I was thinking earlier in the year, as I walked through the Harlequin Centre, that other towns and cities seem to retain the names of their malls. Watford, I believe has an Intu or is it intu, or at least that is who keeps emailing me their latest offers, which, as it is something of a long way to go for a Saturday shop, no matter how attractive the discounts, I have to bin.

Of course so much that is established is thought by the new young thrusters as looking somewhat tired and dog-eared and in need of a make-over. People make a career out of updating something that is quite serviceable.

It is a trend to renew, often for the sake of change, as if a new coat of paint changes the basic fabric or the service.

However, I digress, for as we were walking through the Mall, which runs alongside Watford’s High Street, we came across a sign offering lunch.

It was not the price of £5.25 that caught my eye but the fact the eatery – housed in one of the high street multiples - was offering “traditional British fare”. I immediately scanned the five-item menu, expecting to see toad-in-the-hole, meat and two veg, brown Windsor soup, fish‘n’chips and cottage or shepherd’s pie.

In a sense I was not disappointed for indeed cottage pie and fish’n’chips were on offer but it was the British antecedents of the other three items that eluded me. Apparently spaghetti bolognaise, chicken tikka and lasagne constitute traditional British meals.

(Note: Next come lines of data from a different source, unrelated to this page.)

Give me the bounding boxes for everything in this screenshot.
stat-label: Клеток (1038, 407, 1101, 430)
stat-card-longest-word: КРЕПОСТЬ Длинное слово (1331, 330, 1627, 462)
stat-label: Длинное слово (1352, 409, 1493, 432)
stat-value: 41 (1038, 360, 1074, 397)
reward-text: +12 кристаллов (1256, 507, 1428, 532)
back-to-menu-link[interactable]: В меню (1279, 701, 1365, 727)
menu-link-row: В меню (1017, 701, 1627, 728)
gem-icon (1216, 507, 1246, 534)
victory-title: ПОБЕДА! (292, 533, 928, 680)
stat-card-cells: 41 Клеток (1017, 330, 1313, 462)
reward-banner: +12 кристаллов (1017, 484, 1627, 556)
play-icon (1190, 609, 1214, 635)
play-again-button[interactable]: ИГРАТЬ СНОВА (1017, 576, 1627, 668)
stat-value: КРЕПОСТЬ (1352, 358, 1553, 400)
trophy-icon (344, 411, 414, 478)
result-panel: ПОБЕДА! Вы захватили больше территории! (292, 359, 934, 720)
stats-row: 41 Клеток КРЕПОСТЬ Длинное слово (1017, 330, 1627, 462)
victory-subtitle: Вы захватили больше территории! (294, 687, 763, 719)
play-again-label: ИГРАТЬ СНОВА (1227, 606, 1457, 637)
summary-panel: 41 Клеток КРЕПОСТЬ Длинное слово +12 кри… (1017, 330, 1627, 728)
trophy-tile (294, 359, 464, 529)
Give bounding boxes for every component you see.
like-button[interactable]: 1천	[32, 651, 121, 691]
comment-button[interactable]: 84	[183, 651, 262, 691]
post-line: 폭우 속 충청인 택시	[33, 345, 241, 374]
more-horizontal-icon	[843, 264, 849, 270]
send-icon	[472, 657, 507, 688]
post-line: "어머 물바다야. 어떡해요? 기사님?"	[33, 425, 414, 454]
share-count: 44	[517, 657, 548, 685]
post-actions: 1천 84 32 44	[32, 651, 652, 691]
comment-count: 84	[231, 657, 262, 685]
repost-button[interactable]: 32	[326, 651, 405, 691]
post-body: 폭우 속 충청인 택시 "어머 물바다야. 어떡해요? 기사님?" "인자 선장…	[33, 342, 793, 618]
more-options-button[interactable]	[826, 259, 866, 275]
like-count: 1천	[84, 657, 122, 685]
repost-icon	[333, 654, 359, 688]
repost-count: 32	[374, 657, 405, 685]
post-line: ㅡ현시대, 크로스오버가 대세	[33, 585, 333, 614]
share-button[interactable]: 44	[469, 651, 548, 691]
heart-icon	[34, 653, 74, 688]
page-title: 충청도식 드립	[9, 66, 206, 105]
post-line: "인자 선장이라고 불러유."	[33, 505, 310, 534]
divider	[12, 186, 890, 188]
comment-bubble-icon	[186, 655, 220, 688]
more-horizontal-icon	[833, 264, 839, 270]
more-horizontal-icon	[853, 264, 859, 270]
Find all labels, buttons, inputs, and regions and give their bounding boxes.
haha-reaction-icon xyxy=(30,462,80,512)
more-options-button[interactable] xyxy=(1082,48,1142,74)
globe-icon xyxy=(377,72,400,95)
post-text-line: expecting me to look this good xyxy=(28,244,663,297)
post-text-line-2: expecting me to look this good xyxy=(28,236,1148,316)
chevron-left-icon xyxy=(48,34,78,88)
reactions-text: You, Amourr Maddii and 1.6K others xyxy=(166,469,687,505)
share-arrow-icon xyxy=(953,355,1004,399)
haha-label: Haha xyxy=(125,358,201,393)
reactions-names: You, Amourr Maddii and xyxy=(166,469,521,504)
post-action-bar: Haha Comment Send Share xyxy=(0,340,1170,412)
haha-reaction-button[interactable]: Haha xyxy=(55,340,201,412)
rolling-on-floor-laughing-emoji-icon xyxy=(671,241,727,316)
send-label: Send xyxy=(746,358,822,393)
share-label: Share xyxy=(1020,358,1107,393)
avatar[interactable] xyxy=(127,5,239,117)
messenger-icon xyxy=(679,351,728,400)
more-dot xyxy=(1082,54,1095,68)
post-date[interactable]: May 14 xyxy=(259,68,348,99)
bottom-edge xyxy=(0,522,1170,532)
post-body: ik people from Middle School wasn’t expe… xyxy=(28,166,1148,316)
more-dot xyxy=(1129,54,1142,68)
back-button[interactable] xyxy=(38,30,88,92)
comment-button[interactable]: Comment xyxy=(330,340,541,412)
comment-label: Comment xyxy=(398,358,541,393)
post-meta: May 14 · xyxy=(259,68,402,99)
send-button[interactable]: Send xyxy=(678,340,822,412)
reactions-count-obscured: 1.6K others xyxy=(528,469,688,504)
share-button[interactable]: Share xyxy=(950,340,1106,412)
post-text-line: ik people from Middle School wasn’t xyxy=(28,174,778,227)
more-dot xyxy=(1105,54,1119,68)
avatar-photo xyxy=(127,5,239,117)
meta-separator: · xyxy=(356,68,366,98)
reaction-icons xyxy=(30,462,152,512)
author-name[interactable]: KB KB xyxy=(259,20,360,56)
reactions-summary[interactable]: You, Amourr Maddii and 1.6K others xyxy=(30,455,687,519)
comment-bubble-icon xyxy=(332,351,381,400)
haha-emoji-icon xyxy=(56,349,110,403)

Now I can only hazard a guess as to what the inhabitants of Bologna, the Punjab or Naples would make of such claims for these meals to be regarded as traditionally British. Yes, we do eat enough of them but being a regular and enthusiastic customer does not mean you can take over the restaurant or claim the dishes as your own.

The Brits eat a lot of paella on their holidays and consume gallons of San Miguel but that does render these items traditionally British fare.

I suspect the printed menu that appeared in Intu and numerous other branches of the chain, was written by someone who was born in the 1990s and did not know any better, as with the young contestant on Pointless the other night. When answering a question of assassinations, she decided the person killed In Dallas by Lee Harvey Oswald was JR.

OK, so there is a claim tikka massala was invented in Glasgow or London, but there is no denying chicken tikka per se is Indian.

I remember when we moved to Limousin, a woman from Nottingham rubbished French food. She had moved out to France and was extremely disappointed. “I just cannot understand why France has this reputation for cuisine,” she said.

The fact was she did not appreciate the Brits had hijacked the recipes for trout and sole meuniere, steak au poivre, beef bourguignon, duck a l’orange and numerous other dishes.

“But what other dishes do they do? You get all those in the UK?” she said.

I asked her how many UK dishes you can order in regular French, Italian or German restaurants. Precisely none – and the continentals know where chicken tikka, spaghetti bolognaise and lasagne originate.

“We do fusion in the UK. We mix up various meals,” she protested.

”Quite. The French don’t have to, whereas toad-in-the-hole and brown Windsor has never really caught on much beyond Margate.”

Not, I hasten to add, that I am denying that it is a delight to eat out in the UK. There is a variety of choice but the days of meat and two veg’, have long gone. British cuisine is delightfully cosmopolitan, whereas it was once straitjacketed, unadventurous and boring.

Similarly British supermarkets are filled with various sauces, pastes and spices, which help you obtain the subtleties of foreign taste. Try as I might, I have yet to come across a base paste for shepherd’s pie in any French supermarkets.

Mind you, we did frequent a restaurant in Spain for many years and one night we bumped into the owners who were out for a late-night meal in an English bar-restaurant. “We just love your shepherd’s pie,” they told me.

And I love it too and we have it regularly at home.

There are other English dishes or items I miss and I tend to have fads, possibly fed by the fact we cannot obtain the items in France, which gives them an exaggerated importance in my list of taste-bud preferences. Back in the UK, if Ellie said she had bought some crumpets or hot-cross buns, it would be occasional, valued and thoroughly enjoyed. Some people hate pork scratchings, black pudding, ginger beer, Heinz cream of tomato soup, water biscuits, English crackers, etc but over the past ten years we have tended to bring back bulk consignments of these items.

Hence my claim to having fads, for I am just emerging from my ginger beer fad and in varying degrees all the other items that I thought I had missed.

However, whereas we once drove back loaded with these items, our shopping is more conservative now. We do have a number of Indian curries when back in the UK and Thai meals as well, simply because they are not easily available in France. As for the other items, I suspect it is down to auto-suggestion. You cannot obtain fish’n’chips in France so we tend to indulge in that dish as well, discovering we eat more from the chippies now we live in France than we ever did in England.

Unfortunately I am unable to bring real ale back to France with me. That is probably the biggest single consumable I miss. You cannot obtain that in France or any of our neighbouring countries. Now that is what I rate as traditional British fare.